Tuesday, April 21, 2009

My heart, our life, God's plan. part 14

November 29, 2007
I feel like I'm not doing anything with my life. I was going to have a baby, play mommy, have a connection with other women, I truly want what You have for me but it is so hard sometimes. Lord I feel lost. With no dreams, no future. Nothing to hope for. I feel numb and shallow Jesus.

Do most people walk in a state of such confusion and inner turmoil? Do You want me working? Will the pain of not having a child ever go away? Will I ever stop faking myself out, convincing myself I am pregnant?

Mothers don't do it on purpose- at least the ones I know don't. But there is very much an unspoken "club" when you become a mother. I had more social opportunities when I had Skylar. Once she was gone I found myself out of the "clubs" territory.

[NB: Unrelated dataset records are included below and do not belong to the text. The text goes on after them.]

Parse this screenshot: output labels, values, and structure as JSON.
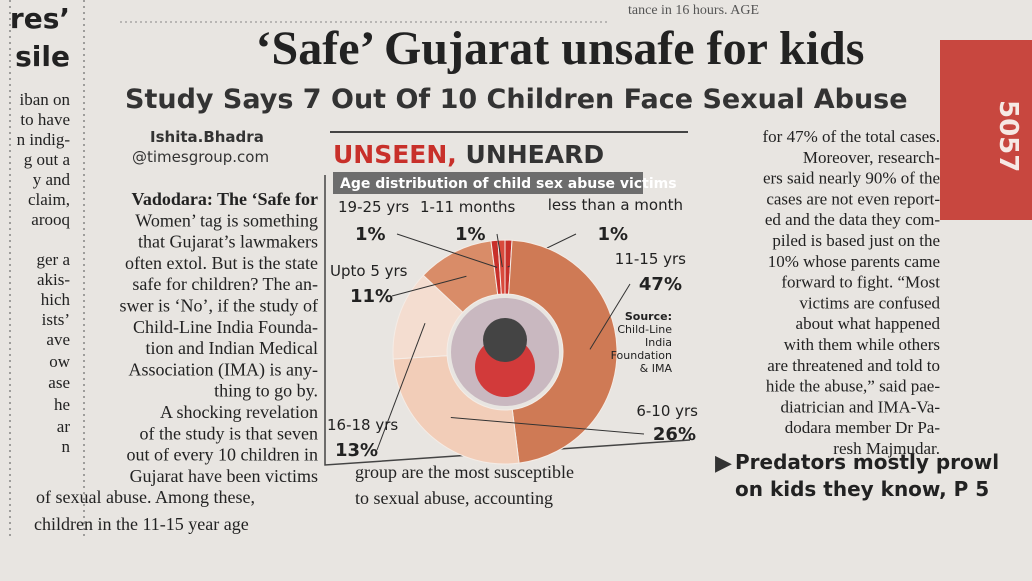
{
  "top_snippet": "tance in 16 hours. AGE",
  "side_strip": "5057",
  "left_fragments": [
    "res’",
    "sile",
    "iban on",
    "to have",
    "n indig-",
    "g out a",
    "y and",
    "claim,",
    "arooq",
    "ger a",
    "akis-",
    "hich",
    "ists’",
    "ave",
    "ow",
    "ase",
    "he",
    "ar",
    "n"
  ],
  "article": {
    "headline": "‘Safe’ Gujarat unsafe for kids",
    "subhead": "Study Says 7 Out Of 10 Children Face Sexual Abuse",
    "byline": [
      "Ishita.Bhadra",
      "@timesgroup.com"
    ],
    "column1": [
      "Vadodara: The ‘Safe for",
      "Women’ tag is something",
      "that Gujarat’s lawmakers",
      "often extol. But is the state",
      "safe for children? The an-",
      "swer is ‘No’, if the study of",
      "Child-Line India Founda-",
      "tion and Indian Medical",
      "Association (IMA) is any-",
      "thing to go by.",
      "A shocking revelation",
      "of the study is that seven",
      "out of every 10 children in",
      "Gujarat have been victims",
      "of sexual abuse. Among these,",
      "children in the 11-15 year age"
    ],
    "column2": [
      "group are the most susceptible",
      "to sexual abuse, accounting"
    ],
    "column3": [
      "for 47% of the total cases.",
      "Moreover, research-",
      "ers said nearly 90% of the",
      "cases are not even report-",
      "ed and the data they com-",
      "piled is based just on the",
      "10% whose parents came",
      "forward to fight. “Most",
      "victims are confused",
      "about what happened",
      "with them while others",
      "are threatened and told to",
      "hide the abuse,” said pae-",
      "diatrician and IMA-Va-",
      "dodara member Dr Pa-",
      "resh Majmudar."
    ],
    "pointer": [
      "Predators mostly prowl",
      "on kids they know, P 5"
    ]
  },
  "chart_data": {
    "type": "pie",
    "title": {
      "highlight": "UNSEEN,",
      "rest": "UNHEARD"
    },
    "subtitle": "Age distribution of child sex abuse victims",
    "categories": [
      "less than a month",
      "11-15 yrs",
      "6-10 yrs",
      "16-18 yrs",
      "Upto 5 yrs",
      "19-25 yrs",
      "1-11 months"
    ],
    "values": [
      1,
      47,
      26,
      13,
      11,
      1,
      1
    ],
    "value_labels": [
      "1%",
      "47%",
      "26%",
      "13%",
      "11%",
      "1%",
      "1%"
    ],
    "colors": [
      "#c8302a",
      "#cf7a55",
      "#f2cdb8",
      "#f4ddd0",
      "#d98c68",
      "#c8302a",
      "#d94a3c"
    ],
    "source": [
      "Source:",
      "Child-Line",
      "India",
      "Foundation",
      "& IMA"
    ]
  }
}
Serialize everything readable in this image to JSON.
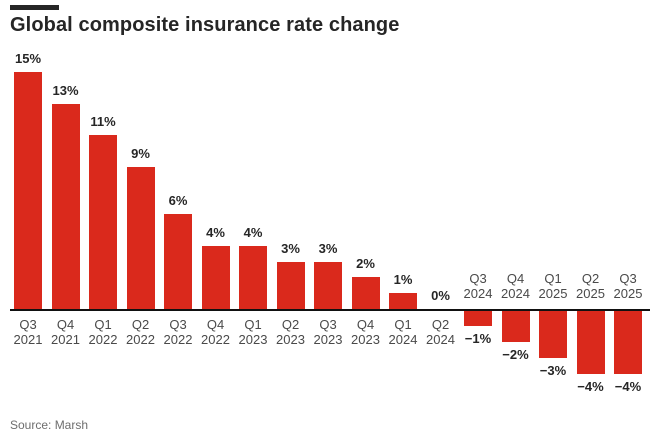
{
  "title_block": {
    "title": "Global composite insurance rate change"
  },
  "chart_data": {
    "type": "bar",
    "title": "Global composite insurance rate change",
    "categories": [
      "Q3 2021",
      "Q4 2021",
      "Q1 2022",
      "Q2 2022",
      "Q3 2022",
      "Q4 2022",
      "Q1 2023",
      "Q2 2023",
      "Q3 2023",
      "Q4 2023",
      "Q1 2024",
      "Q2 2024",
      "Q3 2024",
      "Q4 2024",
      "Q1 2025",
      "Q2 2025",
      "Q3 2025"
    ],
    "values": [
      15,
      13,
      11,
      9,
      6,
      4,
      4,
      3,
      3,
      2,
      1,
      0,
      -1,
      -2,
      -3,
      -4,
      -4
    ],
    "value_labels": [
      "15%",
      "13%",
      "11%",
      "9%",
      "6%",
      "4%",
      "4%",
      "3%",
      "3%",
      "2%",
      "1%",
      "0%",
      "−1%",
      "−2%",
      "−3%",
      "−4%",
      "−4%"
    ],
    "xlabel": "",
    "ylabel": "",
    "ylim": [
      -5,
      16
    ],
    "grid": false,
    "legend": "none",
    "bar_color": "#da291c"
  },
  "colors": {
    "bar": "#da291c",
    "title": "#262626",
    "axis": "#111111",
    "category_label": "#4a4a4a",
    "value_label": "#262626",
    "source": "#6e6e6e",
    "background": "#ffffff"
  },
  "footer": {
    "source": "Source: Marsh"
  }
}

I struggled with my purpose, just as I had before the call to adopt. I worried that one day Chad would change his mind about me staying home and think less of me (a fear I now see stirred from the divorce of my parents). Satan didn't want me to grab hold of the truth- that my value comes from being a daughter of the Almighty and NOT anything else.

1 comment:

  1. Thank you for sharing your heart, it has helped me during my struggles as well. I think this is one of the best ways to help others, knowing that someone thought those same things and has gone through it and survived. Love you.